Balinese artist Suanjaya Kencut transforms childhood play and cultural memory into button-eyed dolls that probe innocence, fragility and identity.
In Suanjaya Kencut’s canvases, it is the dolls who speak. They gaze out with button eyes—mute, unblinking, strangely tender, plush as though you could lift them from the surface and hold them close. They carry stories stitched from Balinese myth, childhood play, and the frictions of modern life. At once innocent and unsettling, they feel older than their toy-like forms suggest, as if burdened with secrets their button eyes will never let slip.
It is hard not to be drawn to them. Kencut’s painted dolls are lush with colour and detail, radiating a kind of awe; so vivid they almost seem real to the touch. Perhaps I have already said that, but the urge to repeat it is difficult to resist.

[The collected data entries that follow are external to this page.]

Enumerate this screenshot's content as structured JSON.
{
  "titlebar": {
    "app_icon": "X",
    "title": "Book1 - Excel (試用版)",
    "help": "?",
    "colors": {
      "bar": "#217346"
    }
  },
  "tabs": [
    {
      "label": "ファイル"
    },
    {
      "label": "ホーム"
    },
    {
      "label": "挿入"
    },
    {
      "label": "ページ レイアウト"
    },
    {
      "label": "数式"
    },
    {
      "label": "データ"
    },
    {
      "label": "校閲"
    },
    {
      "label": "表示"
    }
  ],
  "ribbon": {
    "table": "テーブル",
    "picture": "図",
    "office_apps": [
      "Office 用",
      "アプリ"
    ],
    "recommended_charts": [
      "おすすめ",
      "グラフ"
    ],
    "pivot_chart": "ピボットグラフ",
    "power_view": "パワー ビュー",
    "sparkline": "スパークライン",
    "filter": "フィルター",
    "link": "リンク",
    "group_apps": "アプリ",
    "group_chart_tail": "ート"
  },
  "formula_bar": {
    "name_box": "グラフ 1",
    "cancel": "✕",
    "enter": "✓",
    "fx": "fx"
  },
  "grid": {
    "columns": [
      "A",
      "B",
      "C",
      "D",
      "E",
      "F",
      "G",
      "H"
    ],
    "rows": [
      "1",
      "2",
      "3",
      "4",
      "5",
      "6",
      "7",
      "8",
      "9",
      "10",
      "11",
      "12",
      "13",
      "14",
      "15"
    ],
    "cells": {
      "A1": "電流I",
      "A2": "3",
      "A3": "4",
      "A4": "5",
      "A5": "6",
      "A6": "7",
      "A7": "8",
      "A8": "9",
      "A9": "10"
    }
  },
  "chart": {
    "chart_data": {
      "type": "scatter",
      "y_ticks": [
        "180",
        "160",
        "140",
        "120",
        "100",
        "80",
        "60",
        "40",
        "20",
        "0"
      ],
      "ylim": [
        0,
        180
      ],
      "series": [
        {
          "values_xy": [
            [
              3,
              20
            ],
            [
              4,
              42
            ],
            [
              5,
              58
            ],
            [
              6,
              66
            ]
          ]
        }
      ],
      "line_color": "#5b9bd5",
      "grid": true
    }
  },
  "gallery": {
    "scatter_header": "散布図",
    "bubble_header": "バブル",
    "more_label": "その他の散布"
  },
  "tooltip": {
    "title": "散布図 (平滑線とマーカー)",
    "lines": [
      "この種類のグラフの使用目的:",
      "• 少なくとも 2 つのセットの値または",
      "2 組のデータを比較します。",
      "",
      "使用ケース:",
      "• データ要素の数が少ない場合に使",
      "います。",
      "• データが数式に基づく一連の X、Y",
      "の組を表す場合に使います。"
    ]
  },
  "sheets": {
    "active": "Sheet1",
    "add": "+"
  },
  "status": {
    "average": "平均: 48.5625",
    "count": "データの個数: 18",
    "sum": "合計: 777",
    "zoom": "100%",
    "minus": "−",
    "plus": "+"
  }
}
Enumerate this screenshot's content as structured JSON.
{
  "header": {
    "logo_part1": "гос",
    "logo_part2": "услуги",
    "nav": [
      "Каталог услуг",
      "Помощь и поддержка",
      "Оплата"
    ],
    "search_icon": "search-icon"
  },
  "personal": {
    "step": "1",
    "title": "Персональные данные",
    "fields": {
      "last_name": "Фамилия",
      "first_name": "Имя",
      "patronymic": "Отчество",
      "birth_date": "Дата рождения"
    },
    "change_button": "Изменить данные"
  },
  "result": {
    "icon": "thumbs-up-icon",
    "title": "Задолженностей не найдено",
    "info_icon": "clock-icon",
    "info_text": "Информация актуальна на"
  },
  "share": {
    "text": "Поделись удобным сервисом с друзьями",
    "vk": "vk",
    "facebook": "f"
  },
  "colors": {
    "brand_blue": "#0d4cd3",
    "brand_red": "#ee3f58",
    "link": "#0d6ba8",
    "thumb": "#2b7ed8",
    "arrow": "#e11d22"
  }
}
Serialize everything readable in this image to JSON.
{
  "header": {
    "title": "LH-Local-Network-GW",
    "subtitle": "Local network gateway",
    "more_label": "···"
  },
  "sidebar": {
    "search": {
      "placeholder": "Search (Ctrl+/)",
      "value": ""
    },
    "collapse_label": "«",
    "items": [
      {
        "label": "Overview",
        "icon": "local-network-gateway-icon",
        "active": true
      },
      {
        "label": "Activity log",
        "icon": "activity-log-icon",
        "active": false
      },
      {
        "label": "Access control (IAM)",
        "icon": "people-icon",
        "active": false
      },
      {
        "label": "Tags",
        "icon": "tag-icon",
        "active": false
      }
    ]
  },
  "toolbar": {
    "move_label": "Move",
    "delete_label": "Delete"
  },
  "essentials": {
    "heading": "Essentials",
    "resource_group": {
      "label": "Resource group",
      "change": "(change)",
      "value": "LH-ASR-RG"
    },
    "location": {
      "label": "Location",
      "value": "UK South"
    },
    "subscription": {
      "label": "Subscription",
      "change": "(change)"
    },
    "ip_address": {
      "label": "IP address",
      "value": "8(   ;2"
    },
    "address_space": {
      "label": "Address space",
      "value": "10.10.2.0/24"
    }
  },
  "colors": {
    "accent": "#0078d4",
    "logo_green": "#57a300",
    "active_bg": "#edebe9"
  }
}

To me, the button becomes a symbol of sincerity without pretension. It does not display the “soul” directly, but instead allows us to see optimism and vulnerability in a more subtle way
Suanjaya Kencut
Raised in Bali and trained in Yogyakarta, Kencut calls his philosophy simple: life is like a doll. It sounds almost childlike, but his paintings stretch the statement into allegory. Dolls can be vessels, masks, mirrors. They absorb meaning and emotion, yet never quite reveal their own. In this way, his figures become avatars of contemporary existence—fragmented, performative, yet stubbornly human.
Much of this imagery is rooted in memory. The saturated spectacle of Barong performances, the looming presence of ceremonial puppets, and the dense repetitions of temple ornamentation all seep into his visual language.
Later, fashion and textiles added new layers, fusing tradition with contemporary sensibilities. The eyes, cold and uniform, operate as symbols of the subconscious—a place where emotions and identities are stored beneath carefully constructed surfaces. His compositions, often fractal in rhythm, recall both the ornamental repetitions of Bali and the endless cycles of human life.
This month at New York’s GR Gallery, Kencut joins FREAKS, a group exhibition that borrows its title from Tod Browning’s 1932 cult classic. The artist unveils a new series in which his signature dolls are fragmented, multiplied and arranged in layered patterns—abstractions that carry a strange allure, at once unsettling and irresistible. Sharing the space with Kazy Chan and Satoru Koizumi, Kencut works in a vocabulary of tenderness and unease, a balance that has long defined his practice. The pieces hum with contradictions: the beauty of human imperfection, innocence refracted through the uncanny—and this is where Kencut’s work finds its charge.
In the end, Kencut’s dolls are not an escape but a mirror. Stitched and silent, they hold contradictions we carry in ourselves—fragility and resilience, innocence and unease. They remind us that identity is never seamless but something pieced together, broken and mended, always in motion. We are all, in one way or another, stitched together.